Whoa! It’s really more like taking candy from a child, or standing at the lifeboats on a sinking ship, keeping out everyone but those willing to sign on for a high risk of future financial ruin.
The child in this case is that part of us that comes to the foreground when we’re desperate, that yields to wishful thinking, and that doesn’t think too clearly.
Otherwise, we’d see that the full balloon payment that is due within a few months (or less) probably wouldn’t be payable, and that we’d be trapped in a very expensive financial sinkhole.
According to the Center for Responsible Lending, “Although high-priced title loans are illegal in most states, the title lending industry has grown tremendously in recent years in states that have failed to take adequate steps to protect borrowers.

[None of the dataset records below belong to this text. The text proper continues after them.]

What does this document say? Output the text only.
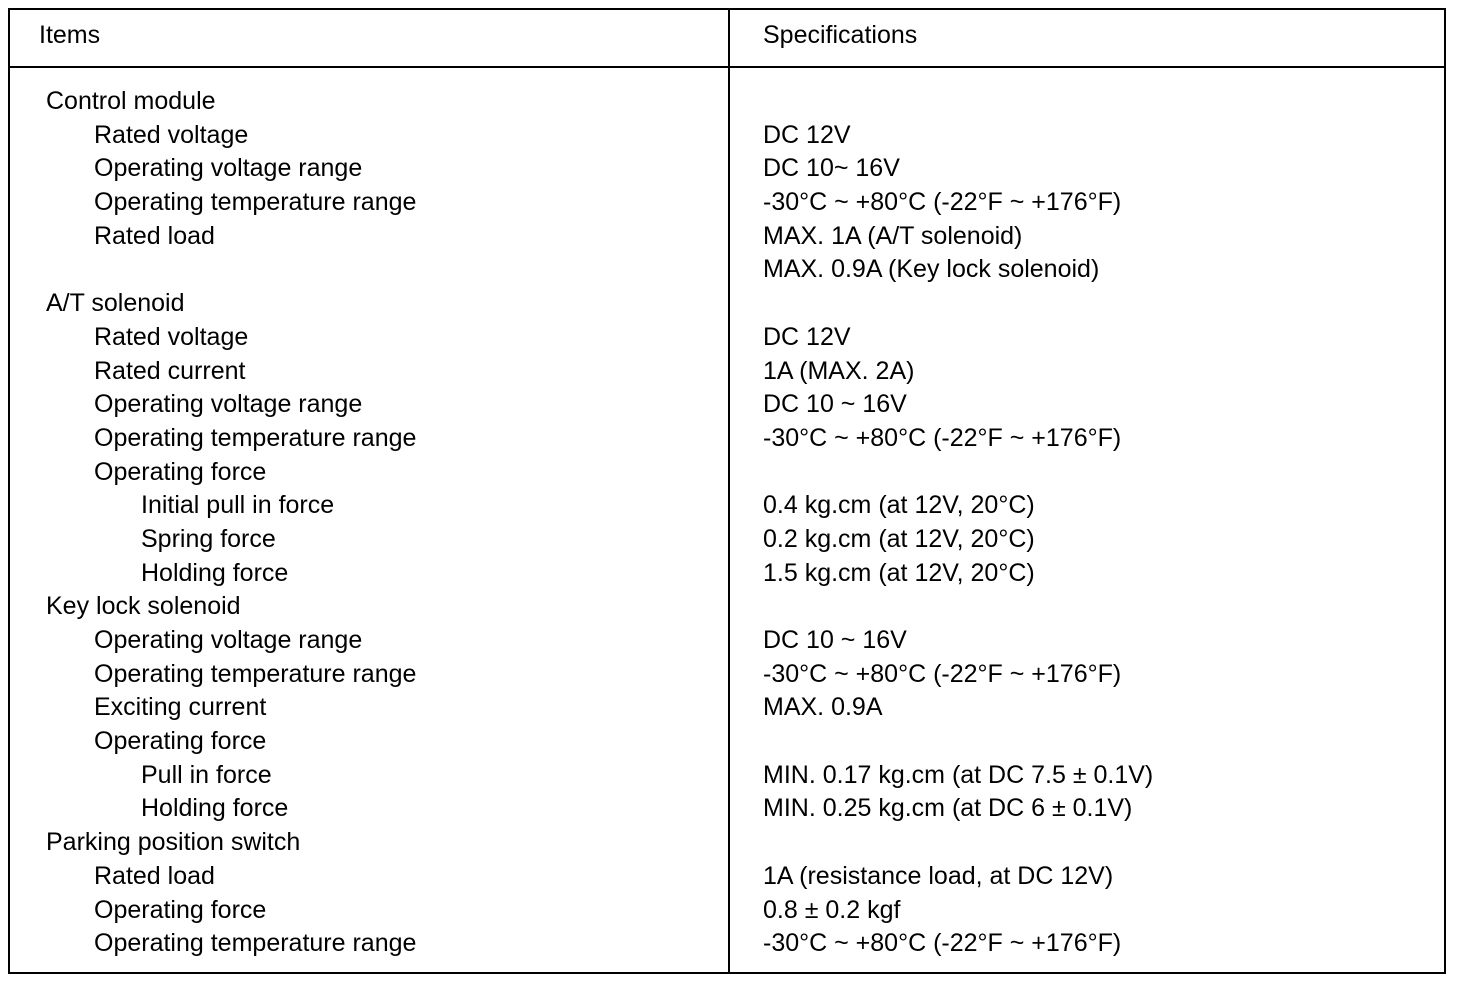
Items	Specifications
Control module
Rated voltage	DC 12V
Operating voltage range	DC 10~ 16V
Operating temperature range	-30°C ~ +80°C (-22°F ~ +176°F)
Rated load	MAX. 1A (A/T solenoid)
MAX. 0.9A (Key lock solenoid)
A/T solenoid
Rated voltage	DC 12V
Rated current	1A (MAX. 2A)
Operating voltage range	DC 10 ~ 16V
Operating temperature range	-30°C ~ +80°C (-22°F ~ +176°F)
Operating force
Initial pull in force	0.4 kg.cm (at 12V, 20°C)
Spring force	0.2 kg.cm (at 12V, 20°C)
Holding force	1.5 kg.cm (at 12V, 20°C)
Key lock solenoid
Operating voltage range	DC 10 ~ 16V
Operating temperature range	-30°C ~ +80°C (-22°F ~ +176°F)
Exciting current	MAX. 0.9A
Operating force
Pull in force	MIN. 0.17 kg.cm (at DC 7.5 ± 0.1V)
Holding force	MIN. 0.25 kg.cm (at DC 6 ± 0.1V)
Parking position switch
Rated load	1A (resistance load, at DC 12V)
Operating force	0.8 ± 0.2 kgf
Operating temperature range	-30°C ~ +80°C (-22°F ~ +176°F)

“Title lenders have made generous campaign contributions, and industry-friendly laws have passed in some states at breakneck speed.”
Yes, there’s a place for car-title loans, but not at interest rates annualized at more than 300 percent, and where the car at risk of repossession is the family’s access to employment.
I hate to say it, but during this next legislative session in Virginia, any legislator who resists closing down this loophole on predatory lending will make me suspect that some personal advantage rather than community benefit is motivating him.
- Karen Kallay resides in Fredericksburg.